What's important to you?
Last night, either by some mechanical problem with their vehicle, or through mischief, someone set a chain of fires along a stretch of highway near town. I was on duty, and was called to assist. When I arrived, the flames were 12 to 15 feet high, and running south with the 26 mph wind (and 25% humidity) at about the speed of a child running, or a man jogging. By this point, my sergeant was already driving a brush truck across the prairie while its lone fireman fought the fire from the rear deck. I looked at traffic, decided that directing traffic (on the north side of the fire) was pointless, and hurried west of the fire to flank it and get south of it. There were houses a mile south of there.
As I moved west on the highway, I observed several smaller fires that were smoldering in the south ditch, luckily stopped by the recently plowed fields just across the ditch. I grew angry.
I got to the south side of the fire, and started notifying homeowners. My spiel went like this:
"Howdy, I'm Matt G with the Podunk Police Department. There's a fast-moving, growing wildfire north of here, and it's coming this way fast. Pack up what's important to you, right now. No furniture. Get ready to go. I recommend that you leave immediately, but if you stay, please leave when you see the flames. Please know that our fire departments are doing everything that they can to protect your house, and more fire personnel are en route to do just that."

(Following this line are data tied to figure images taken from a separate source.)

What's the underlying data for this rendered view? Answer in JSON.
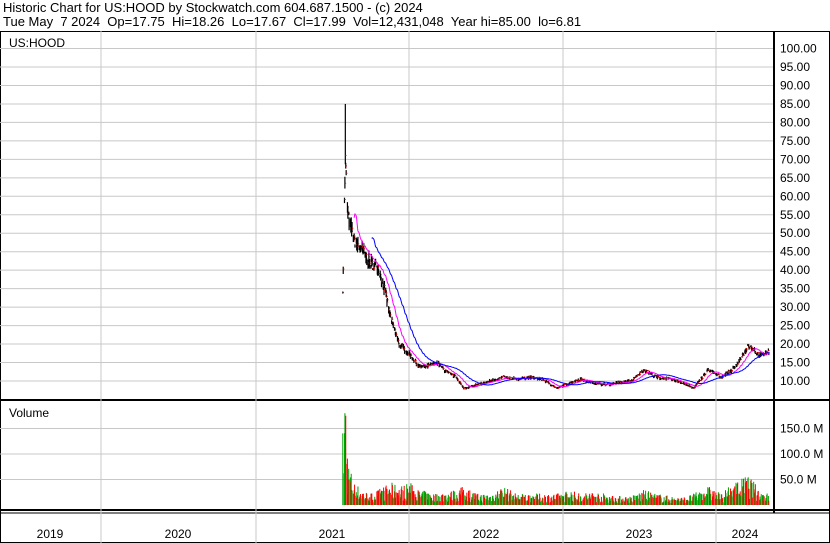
{
  "header": {
    "line1": "Historic Chart for US:HOOD by Stockwatch.com 604.687.1500 - (c) 2024",
    "line2": "Tue May  7 2024  Op=17.75  Hi=18.26  Lo=17.67  Cl=17.99  Vol=12,431,048  Year hi=85.00  lo=6.81"
  },
  "chart_data": [
    {
      "type": "line",
      "title": "US:HOOD",
      "ylim": [
        5,
        100
      ],
      "grid": true,
      "yticks": [
        "100.00",
        "95.00",
        "90.00",
        "85.00",
        "80.00",
        "75.00",
        "70.00",
        "65.00",
        "60.00",
        "55.00",
        "50.00",
        "45.00",
        "40.00",
        "35.00",
        "30.00",
        "25.00",
        "20.00",
        "15.00",
        "10.00"
      ],
      "xticks": [
        "2019",
        "2020",
        "2021",
        "2022",
        "2023",
        "2024"
      ],
      "colors": {
        "price": "#000000",
        "close_tick": "#ff0000",
        "ma_short": "#ff00ff",
        "ma_long": "#0000ff"
      },
      "dates": [
        "2021-07-29",
        "2021-08-04",
        "2021-08-10",
        "2021-08-25",
        "2021-09-15",
        "2021-10-01",
        "2021-10-20",
        "2021-11-05",
        "2021-11-20",
        "2021-12-10",
        "2022-01-05",
        "2022-01-25",
        "2022-02-15",
        "2022-03-10",
        "2022-04-01",
        "2022-04-25",
        "2022-05-12",
        "2022-06-15",
        "2022-07-15",
        "2022-08-15",
        "2022-09-15",
        "2022-10-15",
        "2022-11-15",
        "2022-12-20",
        "2023-01-20",
        "2023-02-15",
        "2023-03-15",
        "2023-04-15",
        "2023-05-15",
        "2023-06-15",
        "2023-07-15",
        "2023-08-15",
        "2023-09-15",
        "2023-10-15",
        "2023-11-10",
        "2023-12-15",
        "2024-01-15",
        "2024-02-15",
        "2024-03-20",
        "2024-04-15",
        "2024-05-07"
      ],
      "close": [
        35,
        70,
        55,
        48,
        45,
        42,
        41,
        35,
        27,
        20,
        17,
        14,
        14,
        15,
        12.5,
        11,
        8,
        9,
        10,
        11,
        10.5,
        11,
        10.5,
        8,
        9.5,
        10.5,
        9.5,
        9,
        9.5,
        10,
        13,
        11,
        10.5,
        9.5,
        8,
        13,
        11,
        13.5,
        19.5,
        17,
        18
      ]
    },
    {
      "type": "bar",
      "title": "Volume",
      "ylim": [
        0,
        180
      ],
      "yticks": [
        "150.0 M",
        "100.0 M",
        "50.0 M"
      ],
      "colors": {
        "up": "#00a000",
        "down": "#ff0000"
      },
      "volume_millions": [
        100,
        175,
        60,
        30,
        20,
        15,
        20,
        25,
        30,
        25,
        30,
        20,
        18,
        15,
        18,
        20,
        25,
        15,
        15,
        25,
        15,
        15,
        15,
        15,
        20,
        15,
        18,
        15,
        12,
        12,
        20,
        15,
        12,
        10,
        15,
        25,
        15,
        30,
        40,
        20,
        15
      ]
    }
  ]
}
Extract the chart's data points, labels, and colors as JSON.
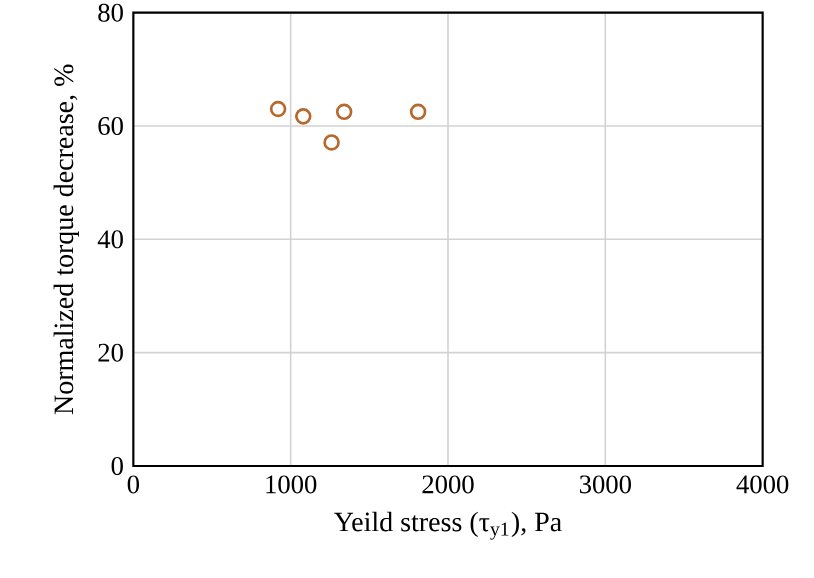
{
  "chart_data": {
    "type": "scatter",
    "xlabel": "Yeild stress (τ$_{y1}$),  Pa",
    "ylabel": "Normalized torque decrease, %",
    "x": [
      920,
      1080,
      1260,
      1340,
      1810
    ],
    "values": [
      63,
      61.7,
      57.1,
      62.5,
      62.5
    ],
    "color": "#b5692e",
    "marker": "circle",
    "grid": true,
    "xlim": [
      0,
      4000
    ],
    "xticks": [
      0,
      1000,
      2000,
      3000,
      4000
    ],
    "ylim": [
      0,
      80
    ],
    "yticks": [
      0,
      20,
      40,
      60,
      80
    ]
  }
}
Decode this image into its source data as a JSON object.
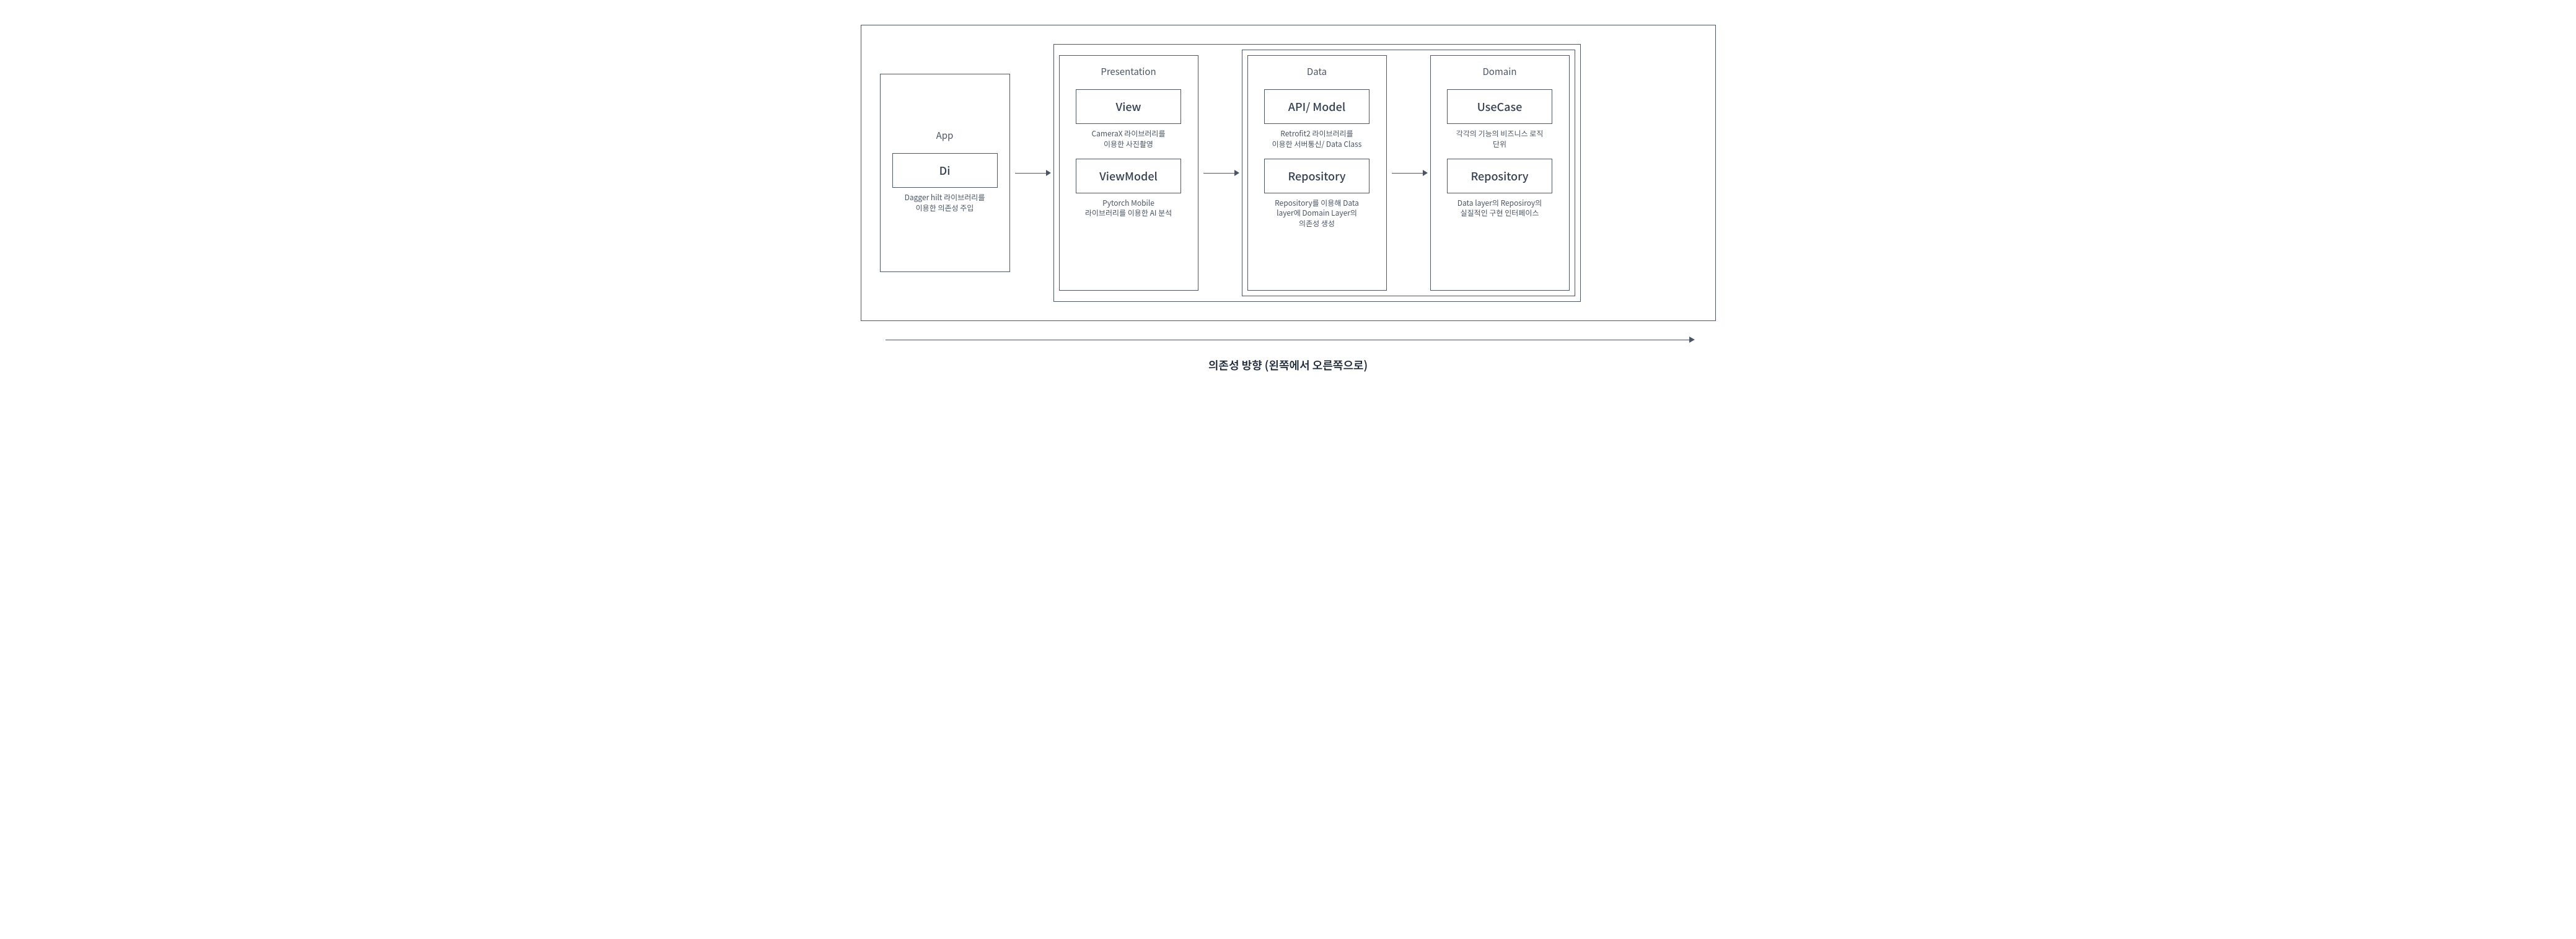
{
  "diagram": {
    "type": "flowchart",
    "direction": "left-to-right",
    "border_color": "#4b5563",
    "text_color": "#4b5563",
    "box_title_color": "#374151",
    "background_color": "#ffffff",
    "title_fontsize": 15,
    "box_fontsize": 18,
    "desc_fontsize": 12,
    "caption_fontsize": 18
  },
  "modules": {
    "app": {
      "title": "App",
      "boxes": [
        {
          "name": "Di",
          "desc": "Dagger hilt 라이브러리를\n이용한 의존성 주입"
        }
      ]
    },
    "presentation": {
      "title": "Presentation",
      "boxes": [
        {
          "name": "View",
          "desc": "CameraX 라이브러리를\n이용한 사진촬영"
        },
        {
          "name": "ViewModel",
          "desc": "Pytorch Mobile\n라이브러리를 이용한 AI 분석"
        }
      ]
    },
    "data": {
      "title": "Data",
      "boxes": [
        {
          "name": "API/ Model",
          "desc": "Retrofit2 라이브러리를\n이용한 서버통신/ Data Class"
        },
        {
          "name": "Repository",
          "desc": "Repository를 이용해 Data\nlayer에 Domain Layer의\n의존성 생성"
        }
      ]
    },
    "domain": {
      "title": "Domain",
      "boxes": [
        {
          "name": "UseCase",
          "desc": "각각의 기능의 비즈니스 로직\n단위"
        },
        {
          "name": "Repository",
          "desc": "Data layer의 Reposiroy의\n실질적인 구현 인터페이스"
        }
      ]
    }
  },
  "caption": "의존성 방향 (왼쪽에서 오른쪽으로)"
}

Then I would move to the next house.
What mildly impressed me was that no one argued. They got right to it. At one point, I parked my car in the driveway of one family, and after I spoke with the ~50 year old man there, I moved to the three houses next door on foot. After having warned those people, I walked back to my car, and saw that first man fast-walking with two apparently heavy suitcases to his pickup. He gave me a quick nod before tossing them into the bed and quickly going back to the house. I could hear a woman and a child speaking to each other through the screen door. "Good man," I said. I went on to other houses.
We got a few dozen rural houses notified before the sixth or seventh alarm seemed to turn the tide. They got the fire line slowed, and started mop-up a few hours later. To the best of my knowledge, no habitations were burned, and only minor sheds and such went up, along with fences and a lot of dry vegetation. (You recall that we're in something of drought, right? Worst one in more than half a century?)
So last night, I was touched when I saw that my friend Don Gwinn had written:
[I] realized something today that's kind of trite, but it hit me hard: I don't have any problems I can't solve. I'm rich. I may acquire new problems I can't solve tomorrow--an aneurysm could burst in my head tonight--but I have no debts I don't have a plan to pay off early, no work I can't do, no loved ones I can't connect with.What's important to you? What would you take if you had 15 minutes?
Which is not to say I have no debts, or that there's nothing I'd like to have and don't, or would like to do and can't right now, or that all my relationships with my loved ones are perfect, or that my work is easy or even always makes sense. But today I have the sense that I have way to handle all of it, even the stuff that's going to be hard, painful or boring while I'm doing it.
Are your problems really so insurmountable?
Labels: Adulthood, contingency planning, day at the office, pragmatism, responsibility
1 Comments:
Good call Matt... and in your neck of the woods I'd expect nothing less from the folks, as they KNOW the land and know the things that can happen. If I had to get out quickly I'd grab my firebox of papers. EVERYTHING else is replaceable.